Wenn Mautz in der Küche saß, und der Hausherr zufällig hereinkam, so mußte der Graue schnell flüchten, denn Katzen gehören in die Scheune. Doch als Mautz eines Tages eine Maus zwischen den Zähnen herumtrug, wurde der Mann etwas milder gestimmt und verzieh ihm hin und wieder den Platz am Herd. Eines Tages ging der Bauer in den Schweinestall. Auf einer der Betonwände, die einen Koben vom anderen trennten, saß der junge Kater. »Nanu«, dachte der Mann, »wat macht dat Katzenvieh hier?« Er sagte aber nichts, ließ den Kater ruhig sitzen und wollte gerade nach der Sau gucken, die den Tag vorher geferkelt hatte, als an seinen Füßen eine große Ratte vorbeihuscht. Schon will sie in einem Abflußloch verschwinden, da fliegt etwas Graues durch die Luft. Ein schrilles Kreischen, Prankenhiebe, dann schmerzlich wütendes Fauchen und schließlich ein Knirschen, bei dem den Bauern eine Gänsehaut überläuft. Mautz hat der Ratte das Genick durchgebissen. Wohl blutet er an der Lippe, und auch die Vorderpfote kann er nicht aufsetzen, denn die Ratte hat sich verzweifelt gewehrt. Aber was macht das alles, er hat seine erste Ratte erledigt!

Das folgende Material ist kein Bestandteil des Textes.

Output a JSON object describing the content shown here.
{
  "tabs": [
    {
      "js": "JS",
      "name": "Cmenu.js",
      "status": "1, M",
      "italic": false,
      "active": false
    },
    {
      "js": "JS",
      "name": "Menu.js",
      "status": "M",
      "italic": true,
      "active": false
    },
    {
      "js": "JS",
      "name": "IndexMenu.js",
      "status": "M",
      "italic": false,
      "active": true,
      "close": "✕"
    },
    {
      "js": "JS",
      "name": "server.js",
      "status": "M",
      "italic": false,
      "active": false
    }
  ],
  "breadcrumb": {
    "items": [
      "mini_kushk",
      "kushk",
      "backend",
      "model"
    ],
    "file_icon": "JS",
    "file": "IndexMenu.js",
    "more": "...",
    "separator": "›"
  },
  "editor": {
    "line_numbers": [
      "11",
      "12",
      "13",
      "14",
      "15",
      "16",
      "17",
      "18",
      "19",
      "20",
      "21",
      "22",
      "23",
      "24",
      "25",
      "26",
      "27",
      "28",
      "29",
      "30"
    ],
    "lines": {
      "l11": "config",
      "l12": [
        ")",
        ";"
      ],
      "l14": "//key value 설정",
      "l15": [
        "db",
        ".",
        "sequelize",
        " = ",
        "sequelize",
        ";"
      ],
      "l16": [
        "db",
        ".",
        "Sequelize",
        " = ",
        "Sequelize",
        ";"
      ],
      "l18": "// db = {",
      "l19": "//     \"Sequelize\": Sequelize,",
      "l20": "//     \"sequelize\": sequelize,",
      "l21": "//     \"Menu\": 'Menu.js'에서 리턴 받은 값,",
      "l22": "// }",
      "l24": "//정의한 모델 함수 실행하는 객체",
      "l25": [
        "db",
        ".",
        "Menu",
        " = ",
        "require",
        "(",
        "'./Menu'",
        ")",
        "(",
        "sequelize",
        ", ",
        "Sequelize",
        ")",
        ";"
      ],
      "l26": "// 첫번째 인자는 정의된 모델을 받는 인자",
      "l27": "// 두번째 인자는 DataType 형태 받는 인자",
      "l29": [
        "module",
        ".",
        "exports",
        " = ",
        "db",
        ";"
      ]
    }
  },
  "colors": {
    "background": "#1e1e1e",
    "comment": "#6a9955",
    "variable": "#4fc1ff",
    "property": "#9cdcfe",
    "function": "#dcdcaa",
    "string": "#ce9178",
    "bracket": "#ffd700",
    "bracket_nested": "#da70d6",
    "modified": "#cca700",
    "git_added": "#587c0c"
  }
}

Der Bauer staunt; noch kein Jahr alt und schon eine Rattenkatze? Von jetzt ab kann Mautz in der Küche liegen, wann er will.

 

Das war die Zeit in seinem Leben, an die der Kater später oft und mit Wehmut zurückdachte. Jeder sagte ihm ein freundliches Wort, die Kinder hätschelten ihn, und jeden Morgen stand eine Untertasse voll Milch für ihn da. Er wurde immer schöner. Schwarz und glänzend hoben sich die Streifen seines Balges vom grauen Unterton ab. Die Zeichnung auf seinem Gesicht war fein und verteilte sich reizvoll um die schönen Augen. Die waren wie klare Smaragde und blickten jeden, Mensch und Tier, ruhig und geradeaus an.

Als Mautz eines Tages ein Attentat auf ein halbwüchsiges Küken verübte, warf die Bäuerin ihren Holzpantoffel nach ihm und gab ihm ein paar Tage keine Milch. Klug, wie er war, begriff er, daß die verlockenden Federtiere nicht für ihn bestimmt waren, ging ihnen fortan aus dem Wege und hielt sich an die Mäuse, besonders aber an die Ratten. So wurde er ein Rattenspezialist. Er wurde so geschickt im Erledigen der kahlschwänzigen, unheimlichen Nager, daß der Tag kam, an dem die letzte Ratte vertilgt war. Da der Hof ein sogenannter »ausgebauter« war, d. h. einsam in Feld und Wiesen lag, kamen so bald auch keine neuen Ratten hinzu. Die Mäusejagd aber erschien dem Kater längst als Kinderei, und er übte sie nur noch so nebenbei aus.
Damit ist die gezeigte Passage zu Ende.